I wrote a patch to scratch an itch I've had over the years. The patch
adds a new flag to s/// ("f") to make it functional instead of destructive.
So you can do this:
$a = s/aaa/bbb/f;
Which makes s/// return the replacement instead of changing $_ (or whatever
=~ bound it to).
In the past I've tried to encapsulate this in some sort of library but
the different flags on the s/// make the interface really ugly. This patch
keeps the beauty, terseness, and functionality of the the original s///
syntax and because it's a new flag it shouldn't affect old code.

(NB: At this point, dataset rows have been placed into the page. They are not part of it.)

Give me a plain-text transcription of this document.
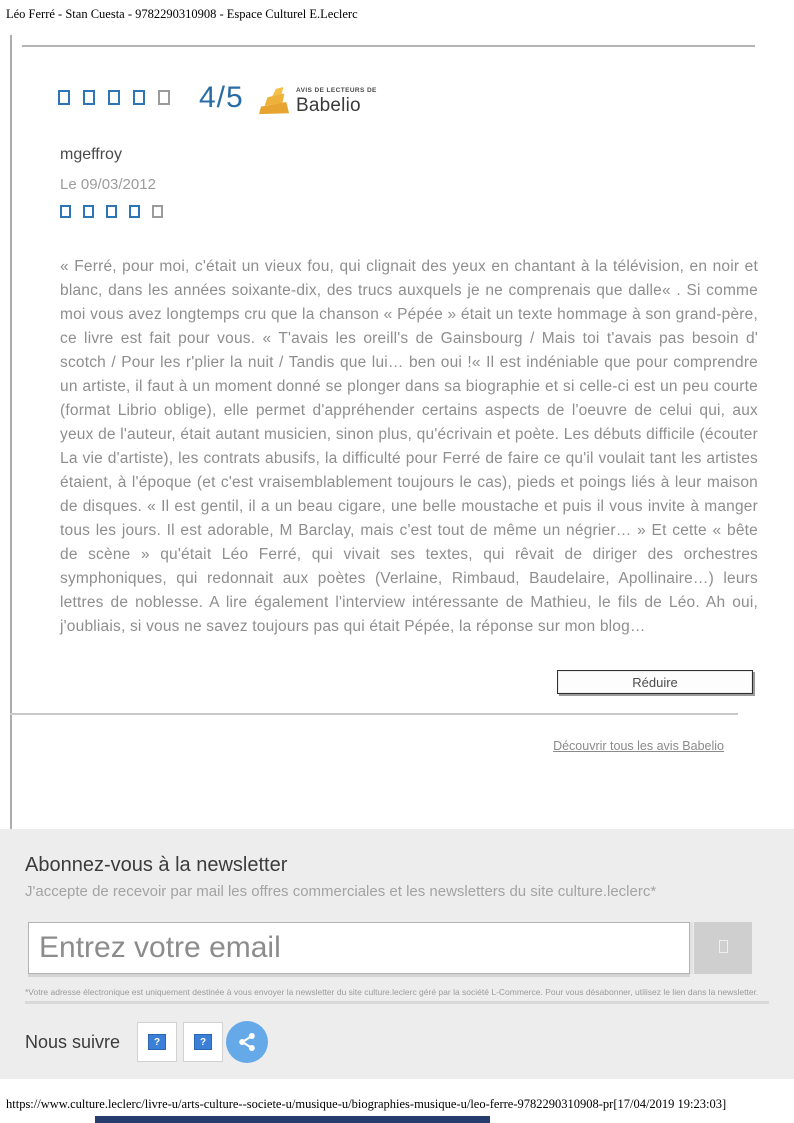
Léo Ferré - Stan Cuesta - 9782290310908 - Espace Culturel E.Leclerc
4/5	AVIS DE LECTEURS DE
Babelio
mgeffroy
Le 09/03/2012
« Ferré, pour moi, c'était un vieux fou, qui clignait des yeux en chantant à la télévision, en noir et blanc, dans les années soixante-dix, des trucs auxquels je ne comprenais que dalle« . Si comme moi vous avez longtemps cru que la chanson « Pépée » était un texte hommage à son grand-père, ce livre est fait pour vous. « T'avais les oreill's de Gainsbourg / Mais toi t'avais pas besoin d' scotch / Pour les r'plier la nuit / Tandis que lui… ben oui !« Il est indéniable que pour comprendre un artiste, il faut à un moment donné se plonger dans sa biographie et si celle-ci est un peu courte (format Librio oblige), elle permet d'appréhender certains aspects de l'oeuvre de celui qui, aux yeux de l'auteur, était autant musicien, sinon plus, qu'écrivain et poète. Les débuts difficile (écouter La vie d'artiste), les contrats abusifs, la difficulté pour Ferré de faire ce qu'il voulait tant les artistes étaient, à l'époque (et c'est vraisemblablement toujours le cas), pieds et poings liés à leur maison de disques. « Il est gentil, il a un beau cigare, une belle moustache et puis il vous invite à manger tous les jours. Il est adorable, M Barclay, mais c'est tout de même un négrier… » Et cette « bête de scène » qu'était Léo Ferré, qui vivait ses textes, qui rêvait de diriger des orchestres symphoniques, qui redonnait aux poètes (Verlaine, Rimbaud, Baudelaire, Apollinaire…) leurs lettres de noblesse. A lire également l'interview intéressante de Mathieu, le fils de Léo. Ah oui, j'oubliais, si vous ne savez toujours pas qui était Pépée, la réponse sur mon blog…
Réduire
Découvrir tous les avis Babelio
Abonnez-vous à la newsletter
J'accepte de recevoir par mail les offres commerciales et les newsletters du site culture.leclerc*
Entrez votre email
*Votre adresse électronique est uniquement destinée à vous envoyer la newsletter du site culture.leclerc géré par la société L-Commerce. Pour vous désabonner, utilisez le lien dans la newsletter.
Nous suivre	?	?
https://www.culture.leclerc/livre-u/arts-culture--societe-u/musique-u/biographies-musique-u/leo-ferre-9782290310908-pr[17/04/2019 19:23:03]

There is no documentation changed in the patch because I wanted to see if
there was any interest first.
So, I'm looking for comments and hopefully an indication of what it takes
to get this into perl. Be gentle, it's my first foray into the perl
internals and so I've probably done something brain-dead :-).
-David
+1 for the concept.
> So, I'm looking for comments and hopefully an indication of what it
>takes to get this into perl.
Unfortunately you just missed the feature cutoff for 5.12, so this is a
bad time for a feature patch. But basically the process is what you've
just done: mailing a patch to perl5-porters. The patch would have to
include documentation to be fully acceptable.
-zefram
It would also probably want tests that include some more advanced/insane
regex features and tests that "prove" what it should or shouldn't be
doing with captures.
>
> -zefram
>
--
> [I wrote a patch to add] a new flag to s/// ("f") to make it functional
> instead of destructive.
> In the past I've tried to encapsulate this in some sort of library but the
> different flags on the s/// make the interface really ugly.
>
use List::MoreUtils qw( apply );
my $bar = apply { s/// } $foo;
use Algorithm::Loops qw( Filter );
my $bar = Filter { s/// } $foo;
Both work on lists as well (like map).
> I wrote a patch to scratch an itch I've had over the years. The patch adds a new flag to s/// ("f") to make it functional instead of destructive. So you can do this:
>
> $a = s/aaa/bbb/f;
So instead of
($a = $b) =~ s/aaa/bbb/;
We can now do:
$a = $b =~ s/aaa/bbb/f;
Not obviously a big win for me; but there are probably other use cases where this is more useful. For instance:
print HTML "<pre>" . $text =~ s/&/&/fg =~ s/</</fg . "</pre>";
This is kind of cool; but it's not really obvious to me which substitution would happen first here. It's quite unreadable as well :-(
Another one is:
@foo = map s/foo/bar/f, @bar;
which I often encounter in some form and I always found harder than it ought to be in perl.
--Gisle
--Gisle
Eeek, please no. The precedence of the binding operator is tricky
enough as is without making it subject to change based on one of those
embarassingly placed postfix flags.
If you want a function suitable for use in C<map> that invokes s///,
please just write one
sub substf($$$;$){
my ($val, $pat, $repl, $flags) = @_;
(eval "sub {\$[0]=~s/\$_[1]/\$_[2]/$flags; shift}" ) -> ($val,
$pat, $repl)
$val;
}
or a set of them each with different flags
sub substf_with_flags::AUTOLOAD{
... left as an exercise ...
}
after which, you could write
@foo = map subst_with_flags::gi('foo','bar'), @bar;
--
"In the case of an infinite collection, the question of the existence
of a choice function is problematic"
And m//f could return $&. (Got to have some meaning for m//f).
Abigail
> there are probably other use cases where this is more useful. For
> instance:
>
> print HTML "<pre>" . $text =~ s/&/&/fg =~ s/</</fg . "</pre>";
>
> This is kind of cool; but it's not really obvious to me which substitution
> would happen first here. It's quite unreadable as well :-(
>
=~ is left associative like most ops*, so left to right. And you know how to
make it clear: Add parens.
* -- The assignment ops and exponentiation are right-associative.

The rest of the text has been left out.